Christopher Nolan is heaping on the praise for Oscar-winning monster movie “Godzilla Minus One.”
The “Oppenheimer” writer/director, whose feature won Best Picture at the 2024 Academy Awards, interviewed “Godzilla Minus One” director Takashi Yamazaki ahead of the release of “Oppenheimer” in Japan.
“I watched ‘Godzilla Minus One’ and I thought it was a tremendous film,” Nolan told Yamazaki in the below video. “I thought it was so exciting. I mean obviously it’s beautifully made, and the mechanics of it are so involving. It’s so exciting, but also I felt like it had a lot of the spirit of your earlier film, ‘The Eternal Zero.’ It had a depth around the issues surrounding the main story, even though the main story is ‘Godzilla,’ and is an entertaining and exciting one. There was also wonderful depths of the characters, and a wonderful sense of history that I really appreciated.”
While “Oppenheimer” centers on the creation of the atomic bomb, the storyline of “Godzilla Minus One” in part deals with the aftermath of the bomb dropping on Japan during WWII.
Yamazaki asked Nolan if he would be open to Yamazaki helming a film in response to “Oppenheimer” and telling the Japanese side of the historical story.
Nolan replied, “I can’t think of a better director to make a response than director Yamazaki, so I think it’s a perfect suggestion.
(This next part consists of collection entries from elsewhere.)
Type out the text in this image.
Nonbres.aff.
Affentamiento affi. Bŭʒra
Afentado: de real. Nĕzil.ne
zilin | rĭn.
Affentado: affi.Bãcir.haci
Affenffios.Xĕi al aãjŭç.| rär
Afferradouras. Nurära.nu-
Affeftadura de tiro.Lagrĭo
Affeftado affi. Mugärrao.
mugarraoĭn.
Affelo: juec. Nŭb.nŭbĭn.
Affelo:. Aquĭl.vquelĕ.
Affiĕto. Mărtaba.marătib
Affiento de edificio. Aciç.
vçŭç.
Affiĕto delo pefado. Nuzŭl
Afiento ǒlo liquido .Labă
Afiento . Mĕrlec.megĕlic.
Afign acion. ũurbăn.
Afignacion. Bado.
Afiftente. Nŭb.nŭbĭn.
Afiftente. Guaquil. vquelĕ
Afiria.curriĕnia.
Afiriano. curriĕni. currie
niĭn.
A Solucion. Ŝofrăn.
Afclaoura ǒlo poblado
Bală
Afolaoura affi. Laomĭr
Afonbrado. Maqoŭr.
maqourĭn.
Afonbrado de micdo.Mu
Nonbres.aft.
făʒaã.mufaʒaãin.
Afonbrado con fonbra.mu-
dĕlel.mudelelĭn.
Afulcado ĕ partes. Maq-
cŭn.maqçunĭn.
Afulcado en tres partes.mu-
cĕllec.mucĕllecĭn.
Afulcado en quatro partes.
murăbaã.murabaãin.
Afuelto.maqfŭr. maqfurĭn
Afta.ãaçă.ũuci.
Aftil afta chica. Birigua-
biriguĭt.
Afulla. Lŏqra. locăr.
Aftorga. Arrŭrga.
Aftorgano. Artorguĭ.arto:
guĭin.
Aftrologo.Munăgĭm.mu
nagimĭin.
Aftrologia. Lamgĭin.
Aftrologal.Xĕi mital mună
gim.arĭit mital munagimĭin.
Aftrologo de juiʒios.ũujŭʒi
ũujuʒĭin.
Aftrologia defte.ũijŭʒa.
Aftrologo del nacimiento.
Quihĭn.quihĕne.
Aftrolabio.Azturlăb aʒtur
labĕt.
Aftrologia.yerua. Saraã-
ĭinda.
I’m always interested to see what you will be doing in the future.”
“Godzilla Minus One” made history as the first film in the 70-year “Godzilla” franchise to be nominated for Best Visual Effects. Director Yamazaki took home the first Best Visual Effects Oscar for the country of Japan at the March 2024 ceremony. The feature reportedly had a $15 million production budget, with writer/director Yamazaki also serving as VFX supervisor.
“I’m a huge fan of the very first 1954 ‘Godzilla.’ And to me, that film was a response to nuclear warheads and where the world was heading at that point in time. So Godzilla being this metaphor for nuclear warheads, I think, was very important to return to and not forget,” Yamazaki told IndieWire. “During the production, it was both surprising and disturbing to see the state of the world unfold and reading the headlines because we were making a film about Godzilla and the subject matter it represents. And in some weird way, I feel, the timing of different Godzilla films, especially with the the context of Japan, it almost feels like this divine ritual or offering to the gods of some sort.”